Changes in technological development has obviously affected Von Thumen’s original pattern. Transportation has involved, refrigeration has been invented both of which have diminished the perishability factor. Furthermore, there is yearly variation in crop yields which affects returns per unit area. Also the assumption of uniform land surfaces is unrealistic while farmers rarely act rationally, thus when Thumen’s model is applied to real world situations today, it is bound to be distorted. Despite this, the model stood the test of time for a long time. Even today, there are localities within developing countries where the theory is quite relevant to the explanations of school mapping.
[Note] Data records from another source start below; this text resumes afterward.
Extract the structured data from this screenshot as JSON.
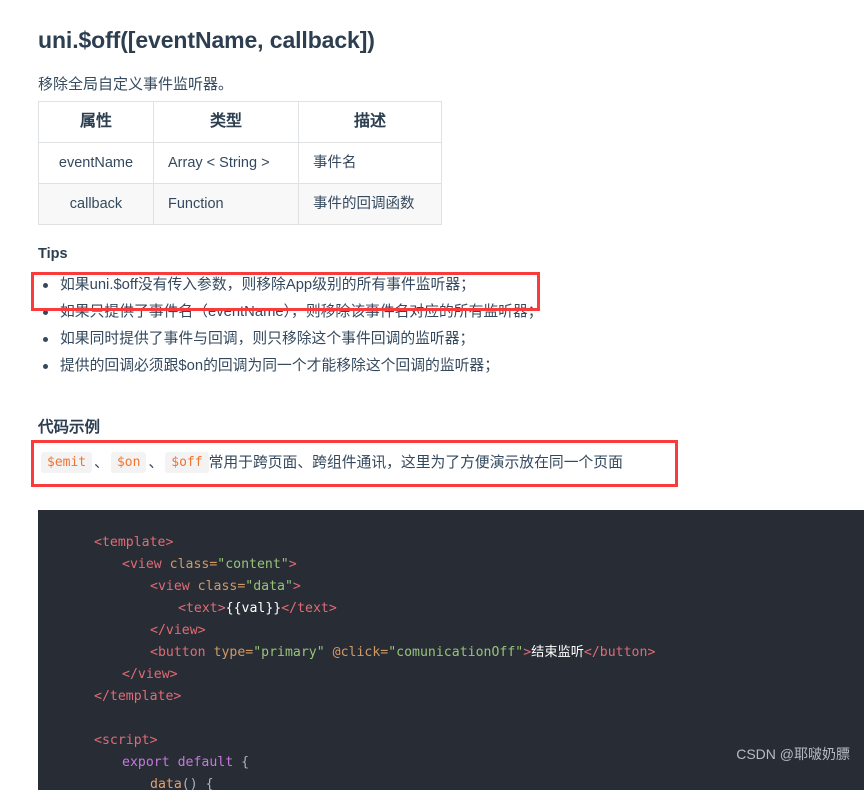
{
  "doc": {
    "title": "uni.$off([eventName, callback])",
    "description": "移除全局自定义事件监听器。"
  },
  "table": {
    "headers": [
      "属性",
      "类型",
      "描述"
    ],
    "rows": [
      [
        "eventName",
        "Array < String >",
        "事件名"
      ],
      [
        "callback",
        "Function",
        "事件的回调函数"
      ]
    ]
  },
  "tips": {
    "heading": "Tips",
    "items": [
      "如果uni.$off没有传入参数，则移除App级别的所有事件监听器；",
      "如果只提供了事件名（eventName），则移除该事件名对应的所有监听器；",
      "如果同时提供了事件与回调，则只移除这个事件回调的监听器；",
      "提供的回调必须跟$on的回调为同一个才能移除这个回调的监听器；"
    ]
  },
  "code_example": {
    "heading": "代码示例",
    "note": {
      "code_1": "$emit",
      "sep_1": "、",
      "code_2": "$on",
      "sep_2": "、",
      "code_3": "$off",
      "text": "常用于跨页面、跨组件通讯，这里为了方便演示放在同一个页面"
    },
    "lines": {
      "l1_tag_open": "<template>",
      "l2_tag": "<view ",
      "l2_attr": "class=",
      "l2_str": "\"content\"",
      "l2_close": ">",
      "l3_tag": "<view ",
      "l3_attr": "class=",
      "l3_str": "\"data\"",
      "l3_close": ">",
      "l4_tag_open": "<text>",
      "l4_text": "{{val}}",
      "l4_tag_close": "</text>",
      "l5_tag_close": "</view>",
      "l6_tag": "<button ",
      "l6_attr1": "type=",
      "l6_str1": "\"primary\"",
      "l6_attr2": " @click=",
      "l6_str2": "\"comunicationOff\"",
      "l6_gt": ">",
      "l6_text": "结束监听",
      "l6_tag_close": "</button>",
      "l7_tag_close": "</view>",
      "l8_tag_close": "</template>",
      "l10_tag_open": "<script>",
      "l11_kw1": "export",
      "l11_kw2": " default",
      "l11_brace": " {",
      "l12_fn": "data",
      "l12_rest": "() {"
    }
  },
  "watermark": "CSDN @耶啵奶膘",
  "colors": {
    "annotation": "#f93b3b",
    "code_bg": "#272c35",
    "inline_code_text": "#f37430",
    "text": "#34495e"
  }
}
This theory is relevant to this study because it deals with how schools could be located and facilities distributed to schools in a manner that will minimise cost and to encourage access to education, that is basically the focus of school mapping.
1.8 DELIMITATIONS OF THE STUDY
The research has been narrowed to Kaduna state due to time. Even through the research is conducted in Kaura and Jama’a local government respectively, a lot of money is required to carry out a comprehensive research on the topic. The researcher is financially incapacitated to run around for the purpose of collection of information. The cost of research materials has slowed down the study. The researcher was able to collect enough data from the study areas which provide the basis to draw up tangible conclusion and far reaching recommendations.
1.9 OPERATIONAL DEFINITION OF TERMS
School Mapping:-It is a process of identifying the educational needs of a community through investigation and survey exercise. Normally an exercise which is undertaken usually after a survey of all existing facilities, like school building (i.e. availability of classrooms, laboratories, lavatories, drinking water facilities etc.) library, library books, teachers, equipment, consumable stores, availability of schools in habitations/villages, etc. so that the deficiencies are pin-pointed for taking corrective measures.
Access to education: is the opportunity to participate in education sector.
Quality: The degree at which education is acquired by an individual. This implies the ability or degree with which an educational system conforms to the established standard and appropriateness of the inputs available for the delivery of the system.